What parameters to choose - threads, blocks, warps

What parameters to choose (threads, blocks, warps) in order to achieve as many parallel calculations as possible at once?

CUDA Device Query (Runtime API) version (CUDART static linking)

Detected 1 CUDA Capable device(s)

Device 0: "NVIDIA GeForce GTX 960M"
  CUDA Driver Version / Runtime Version          11.8 / 11.8
  CUDA Capability Major/Minor version number:    5.0
  Total amount of global memory:                 4096 MBytes (4294836224 bytes)
  (005) Multiprocessors, (128) CUDA Cores/MP:    640 CUDA Cores
  GPU Max Clock rate:                            1176 MHz (1.18 GHz)
  Memory Clock rate:                             2505 Mhz
  Memory Bus Width:                              128-bit
  L2 Cache Size:                                 2097152 bytes
  Maximum Texture Dimension Size (x,y,z)         1D=(65536), 2D=(65536, 65536), 3D=(4096, 4096, 4096)
  Maximum Layered 1D Texture Size, (num) layers  1D=(16384), 2048 layers
  Maximum Layered 2D Texture Size, (num) layers  2D=(16384, 16384), 2048 layers
  Total amount of constant memory:               65536 bytes
  Total amount of shared memory per block:       49152 bytes
  Total shared memory per multiprocessor:        65536 bytes
  Total number of registers available per block: 65536
  Warp size:                                     32
  Maximum number of threads per multiprocessor:  2048
  Maximum number of threads per block:           1024
  Max dimension size of a thread block (x,y,z): (1024, 1024, 64)
  Max dimension size of a grid size    (x,y,z): (2147483647, 65535, 65535)
  Maximum memory pitch:                          2147483647 bytes
  Texture alignment:                             512 bytes
  Concurrent copy and kernel execution:          Yes with 4 copy engine(s)
  Run time limit on kernels:                     No
  Integrated GPU sharing Host Memory:            No
  Support host page-locked memory mapping:       Yes
  Alignment requirement for Surfaces:            Yes
  Device has ECC support:                        Disabled
  CUDA Device Driver Mode (TCC or WDDM):         WDDM (Windows Display Driver Model)
  Device supports Unified Addressing (UVA):      Yes
  Device supports Managed Memory:                Yes
  Device supports Compute Preemption:            No
  Supports Cooperative Kernel Launch:            No
  Supports MultiDevice Co-op Kernel Launch:      No
  Device PCI Domain ID / Bus ID / location ID:   0 / 1 / 0
  Compute Mode:
     < Default (multiple host threads can use ::cudaSetDevice() with device simultaneously) >

deviceQuery, CUDA Driver = CUDART, CUDA Driver Version = 11.8, CUDA Runtime Version = 11.8, NumDevs = 1
Result = PASS

That depends on the calculations. The maximum number of threads that can run simultaneously is given by multiprocessors * max threads per multiprocessor

So in my case:

Multiprocessors: 005
Maximum number of threads per multiprocessor: 2048

is the maximum number of of threads that can run simultaneously 5 x 2048 = 10 240?
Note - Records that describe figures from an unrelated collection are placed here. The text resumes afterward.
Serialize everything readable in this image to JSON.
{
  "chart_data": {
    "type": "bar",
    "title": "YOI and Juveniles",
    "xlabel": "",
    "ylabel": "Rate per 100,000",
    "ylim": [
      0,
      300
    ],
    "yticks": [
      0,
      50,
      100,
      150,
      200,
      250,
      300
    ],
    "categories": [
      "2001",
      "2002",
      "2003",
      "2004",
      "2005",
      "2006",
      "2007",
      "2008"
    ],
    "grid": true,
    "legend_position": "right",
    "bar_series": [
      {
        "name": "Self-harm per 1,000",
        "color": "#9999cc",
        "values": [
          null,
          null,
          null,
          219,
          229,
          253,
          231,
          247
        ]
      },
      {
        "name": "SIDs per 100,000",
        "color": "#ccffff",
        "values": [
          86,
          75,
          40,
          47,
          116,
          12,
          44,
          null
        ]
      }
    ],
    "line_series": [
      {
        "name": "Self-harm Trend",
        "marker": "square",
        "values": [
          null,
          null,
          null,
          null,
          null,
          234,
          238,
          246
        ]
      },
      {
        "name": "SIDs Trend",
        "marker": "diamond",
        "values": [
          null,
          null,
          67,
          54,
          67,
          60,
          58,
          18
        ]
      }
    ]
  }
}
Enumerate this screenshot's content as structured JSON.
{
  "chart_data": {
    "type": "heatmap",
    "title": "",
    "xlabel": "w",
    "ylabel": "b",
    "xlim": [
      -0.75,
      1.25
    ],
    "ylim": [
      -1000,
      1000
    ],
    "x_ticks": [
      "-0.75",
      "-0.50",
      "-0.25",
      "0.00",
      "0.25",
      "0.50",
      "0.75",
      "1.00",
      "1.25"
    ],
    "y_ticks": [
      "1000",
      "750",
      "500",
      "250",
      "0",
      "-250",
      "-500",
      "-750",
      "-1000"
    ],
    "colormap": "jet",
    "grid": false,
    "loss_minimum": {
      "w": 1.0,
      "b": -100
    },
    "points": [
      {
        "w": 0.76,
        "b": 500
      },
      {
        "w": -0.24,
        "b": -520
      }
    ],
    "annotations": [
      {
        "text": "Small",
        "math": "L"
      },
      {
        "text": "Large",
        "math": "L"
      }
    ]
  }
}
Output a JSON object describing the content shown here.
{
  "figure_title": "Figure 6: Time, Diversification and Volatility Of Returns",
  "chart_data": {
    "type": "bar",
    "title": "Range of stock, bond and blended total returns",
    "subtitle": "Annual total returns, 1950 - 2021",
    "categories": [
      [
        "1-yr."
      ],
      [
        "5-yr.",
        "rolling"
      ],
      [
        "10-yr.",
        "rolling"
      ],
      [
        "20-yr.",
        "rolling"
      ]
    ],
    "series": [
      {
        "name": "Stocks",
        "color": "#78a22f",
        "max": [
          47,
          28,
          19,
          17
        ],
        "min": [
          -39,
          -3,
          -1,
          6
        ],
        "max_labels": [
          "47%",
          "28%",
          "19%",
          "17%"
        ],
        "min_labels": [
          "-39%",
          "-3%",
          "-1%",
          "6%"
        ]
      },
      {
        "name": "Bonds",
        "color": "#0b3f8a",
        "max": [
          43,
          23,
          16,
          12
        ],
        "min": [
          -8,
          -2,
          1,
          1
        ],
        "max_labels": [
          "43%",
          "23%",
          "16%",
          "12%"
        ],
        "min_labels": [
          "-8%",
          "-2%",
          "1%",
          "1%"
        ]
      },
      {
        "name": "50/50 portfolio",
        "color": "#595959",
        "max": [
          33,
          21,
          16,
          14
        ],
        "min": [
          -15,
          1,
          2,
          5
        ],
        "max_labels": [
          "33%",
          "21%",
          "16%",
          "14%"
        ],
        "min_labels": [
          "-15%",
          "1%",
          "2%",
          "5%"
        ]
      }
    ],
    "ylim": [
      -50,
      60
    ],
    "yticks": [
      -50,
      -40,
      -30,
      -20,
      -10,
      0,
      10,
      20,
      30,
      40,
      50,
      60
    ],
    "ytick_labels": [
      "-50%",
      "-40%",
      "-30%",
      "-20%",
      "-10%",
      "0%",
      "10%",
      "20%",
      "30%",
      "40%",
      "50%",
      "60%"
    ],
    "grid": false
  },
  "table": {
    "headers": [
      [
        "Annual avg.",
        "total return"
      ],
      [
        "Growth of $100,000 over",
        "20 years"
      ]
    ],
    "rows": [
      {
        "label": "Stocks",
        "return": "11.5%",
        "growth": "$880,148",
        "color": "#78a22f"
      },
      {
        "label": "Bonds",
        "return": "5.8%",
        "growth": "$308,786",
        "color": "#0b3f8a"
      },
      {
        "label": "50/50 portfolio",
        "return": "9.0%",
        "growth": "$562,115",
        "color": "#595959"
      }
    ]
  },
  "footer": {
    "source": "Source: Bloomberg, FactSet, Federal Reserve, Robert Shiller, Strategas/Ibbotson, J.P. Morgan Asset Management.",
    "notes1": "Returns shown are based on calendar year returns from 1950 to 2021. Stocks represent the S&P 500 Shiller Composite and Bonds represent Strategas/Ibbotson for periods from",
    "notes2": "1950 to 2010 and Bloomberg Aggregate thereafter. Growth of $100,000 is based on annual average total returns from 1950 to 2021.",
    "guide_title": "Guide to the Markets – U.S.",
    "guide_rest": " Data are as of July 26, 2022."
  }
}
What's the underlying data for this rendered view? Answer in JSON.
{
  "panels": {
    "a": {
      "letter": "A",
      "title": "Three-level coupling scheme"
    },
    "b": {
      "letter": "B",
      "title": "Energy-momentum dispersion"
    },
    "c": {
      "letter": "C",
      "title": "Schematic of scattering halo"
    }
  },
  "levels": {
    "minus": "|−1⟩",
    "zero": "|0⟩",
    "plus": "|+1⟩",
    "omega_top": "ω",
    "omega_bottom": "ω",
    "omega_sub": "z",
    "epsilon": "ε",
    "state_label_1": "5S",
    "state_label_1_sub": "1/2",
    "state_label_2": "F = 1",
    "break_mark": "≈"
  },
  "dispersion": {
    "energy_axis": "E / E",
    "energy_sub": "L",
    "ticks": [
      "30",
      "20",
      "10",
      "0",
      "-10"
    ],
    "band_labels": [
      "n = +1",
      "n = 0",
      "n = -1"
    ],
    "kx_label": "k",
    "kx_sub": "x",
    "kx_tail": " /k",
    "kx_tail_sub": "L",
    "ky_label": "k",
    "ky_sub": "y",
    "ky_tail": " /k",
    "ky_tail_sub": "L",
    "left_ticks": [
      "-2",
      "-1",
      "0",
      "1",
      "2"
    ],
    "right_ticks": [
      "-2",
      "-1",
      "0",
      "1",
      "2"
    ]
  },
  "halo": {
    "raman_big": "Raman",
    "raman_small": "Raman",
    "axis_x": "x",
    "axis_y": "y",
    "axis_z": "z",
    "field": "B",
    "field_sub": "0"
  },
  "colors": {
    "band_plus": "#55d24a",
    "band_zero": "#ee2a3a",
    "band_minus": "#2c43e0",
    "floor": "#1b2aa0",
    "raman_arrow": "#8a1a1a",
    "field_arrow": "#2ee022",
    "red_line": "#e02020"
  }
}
How to define it if I need to run one main function on the GPU, generating random numbers, which will pass these numbers to as many GPU threads as possible for further parallel processing?

For general understanding of launch sizing, this training series may be useful, particularly units 1-3. (And there are numerous forums questions on the web about this topic.) For the second question on generating random numbers, this question may be useful.